State metrics often also consider age, quality of life, functional status and social usefulness, in addition to mortality, but this offers little comfort: Quality-of-life assessments are particularly dangerous to disabled people because we aren’t the ones rating our own lives, and patients’ and doctors’ perceptions often diverge. Relying on medical providers with unacknowledged bias to assign our lives value is, at best, terrifying.

Publications including the New York Times, Vox and the Wall Street Journal have reported on the ethical dilemmas that doctors may confront in the face of bed or equipment shortages. These scenarios are rapidly becoming more than theoretical: At Columbia University’s hospital, for example, doctors are already jury-rigging ventilators to allow two patients to use just one. Experts predict that New York and New Orleans will experience ventilator shortages this week. Health-care providers are already working in harrowing conditions, and they haven’t seen the worst of it. I admire their service, and do not envy the burden they carry.

But these narratives largely miss the perspective of the people who will die because of these decisions. In response, disabled activists are speaking out, declaring, like we have so many times before, “nothing about us without us.” And those of us on the losing end of ethical dilemmas have something else to say to the presumptive winners: This kind of illness may be the first time you are truly present in your body and feel that presence as torture.

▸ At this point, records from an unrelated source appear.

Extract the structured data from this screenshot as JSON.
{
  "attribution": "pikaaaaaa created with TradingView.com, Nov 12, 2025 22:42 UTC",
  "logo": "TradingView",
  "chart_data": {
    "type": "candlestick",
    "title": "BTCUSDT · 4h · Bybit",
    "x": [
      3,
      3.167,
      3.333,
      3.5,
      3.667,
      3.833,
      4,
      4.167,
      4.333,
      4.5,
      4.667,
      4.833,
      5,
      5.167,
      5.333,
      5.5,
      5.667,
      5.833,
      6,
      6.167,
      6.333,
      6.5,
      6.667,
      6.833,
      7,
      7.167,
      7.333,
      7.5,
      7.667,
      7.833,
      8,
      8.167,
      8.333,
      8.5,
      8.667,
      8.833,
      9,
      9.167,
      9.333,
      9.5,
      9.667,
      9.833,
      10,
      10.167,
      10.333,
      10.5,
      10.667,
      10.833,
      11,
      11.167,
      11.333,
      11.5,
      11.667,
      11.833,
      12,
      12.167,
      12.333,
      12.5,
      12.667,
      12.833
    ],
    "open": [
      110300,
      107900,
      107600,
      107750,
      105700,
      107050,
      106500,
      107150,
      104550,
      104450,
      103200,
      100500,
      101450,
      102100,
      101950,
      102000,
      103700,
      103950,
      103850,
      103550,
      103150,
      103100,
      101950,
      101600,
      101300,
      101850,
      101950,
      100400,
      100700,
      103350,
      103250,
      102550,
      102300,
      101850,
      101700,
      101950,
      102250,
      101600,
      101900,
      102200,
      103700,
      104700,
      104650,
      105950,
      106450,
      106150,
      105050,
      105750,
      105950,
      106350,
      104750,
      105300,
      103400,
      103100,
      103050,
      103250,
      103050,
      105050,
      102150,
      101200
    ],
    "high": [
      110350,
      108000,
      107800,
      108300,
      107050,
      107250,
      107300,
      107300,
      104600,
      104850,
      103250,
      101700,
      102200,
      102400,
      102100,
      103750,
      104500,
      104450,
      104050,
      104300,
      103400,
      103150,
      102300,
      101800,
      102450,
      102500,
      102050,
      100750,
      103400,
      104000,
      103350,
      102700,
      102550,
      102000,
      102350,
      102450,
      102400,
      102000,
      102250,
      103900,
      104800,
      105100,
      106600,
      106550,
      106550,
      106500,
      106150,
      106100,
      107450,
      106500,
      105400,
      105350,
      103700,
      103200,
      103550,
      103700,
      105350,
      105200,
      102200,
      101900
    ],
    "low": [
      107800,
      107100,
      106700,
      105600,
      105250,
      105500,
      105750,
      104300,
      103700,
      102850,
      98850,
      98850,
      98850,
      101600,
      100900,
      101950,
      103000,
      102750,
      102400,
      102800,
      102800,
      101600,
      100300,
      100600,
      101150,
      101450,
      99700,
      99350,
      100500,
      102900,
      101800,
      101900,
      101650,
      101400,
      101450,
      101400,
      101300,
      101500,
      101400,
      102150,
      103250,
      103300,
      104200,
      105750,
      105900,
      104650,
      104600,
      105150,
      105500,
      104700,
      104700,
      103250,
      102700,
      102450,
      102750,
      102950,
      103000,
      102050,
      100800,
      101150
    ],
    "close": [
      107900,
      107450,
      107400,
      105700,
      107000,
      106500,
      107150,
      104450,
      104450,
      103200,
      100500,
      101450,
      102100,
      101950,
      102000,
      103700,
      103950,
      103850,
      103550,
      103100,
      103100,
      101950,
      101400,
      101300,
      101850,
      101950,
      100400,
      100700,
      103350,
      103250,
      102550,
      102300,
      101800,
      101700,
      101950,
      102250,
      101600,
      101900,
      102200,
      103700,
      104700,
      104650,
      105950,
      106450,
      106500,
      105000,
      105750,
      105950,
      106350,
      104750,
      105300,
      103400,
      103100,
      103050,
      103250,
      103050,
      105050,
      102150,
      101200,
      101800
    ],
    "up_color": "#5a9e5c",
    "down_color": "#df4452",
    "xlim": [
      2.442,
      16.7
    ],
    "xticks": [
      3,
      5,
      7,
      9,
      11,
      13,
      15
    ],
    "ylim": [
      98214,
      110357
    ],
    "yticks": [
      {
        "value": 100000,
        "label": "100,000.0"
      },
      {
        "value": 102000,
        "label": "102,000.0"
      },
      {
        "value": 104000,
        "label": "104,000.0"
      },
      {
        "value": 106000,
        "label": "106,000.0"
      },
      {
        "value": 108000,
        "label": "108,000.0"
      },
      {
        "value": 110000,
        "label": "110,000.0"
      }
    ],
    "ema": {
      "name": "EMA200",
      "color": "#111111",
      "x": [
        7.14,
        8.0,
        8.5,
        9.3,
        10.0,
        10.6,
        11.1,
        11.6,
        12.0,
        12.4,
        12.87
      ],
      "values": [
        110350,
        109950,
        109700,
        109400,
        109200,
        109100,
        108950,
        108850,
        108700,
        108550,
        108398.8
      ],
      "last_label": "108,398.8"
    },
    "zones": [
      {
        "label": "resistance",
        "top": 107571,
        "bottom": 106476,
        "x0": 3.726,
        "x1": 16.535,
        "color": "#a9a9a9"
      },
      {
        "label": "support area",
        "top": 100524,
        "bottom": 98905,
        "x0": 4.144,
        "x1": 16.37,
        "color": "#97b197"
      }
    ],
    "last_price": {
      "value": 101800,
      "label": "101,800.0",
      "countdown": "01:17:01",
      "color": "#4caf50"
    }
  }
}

At some point, you may be certain that it’s more than you can handle. You may have moments in which the entire world becomes a tiny pinhole and the only thing you feel is pain. Then, you’ll realize that you crave food. Or want to watch TV. What felt impossible becomes tolerable, and eventually fades to the background. Incredibly, you will adjust; that adaptation is survival. If, after your encounter with covid-19 or any other disease, your functional status is altered long-term, your disabled brothers and sisters will be here to welcome you. You’ll find, as I have, a community that is resilient, inclusive, thoughtful and powerful. Many of us have already been where you are headed. If you let us die, who will show you the way?

I’m not tugging on your heartstrings so that you’ll reject logical medical rationing. I’m drawing you back to the bone-deep truth: We all have value, no matter how much care we require or what equipment is needed to prolong our lives — and inequality has a way of hurting all of us. When we reduce one another to social usefulness, life expectancy, daily function and time spent in the ICU — when we feed those factors into some kind of algorithm to determine who is worthy of care — all of us become less human and less humane.

Amid this pandemic, disabled people like me are glued to their screens, worrying about the decisions that others will make for us were we to fall ill. We are listening when you talk about us. We hope you will listen, too.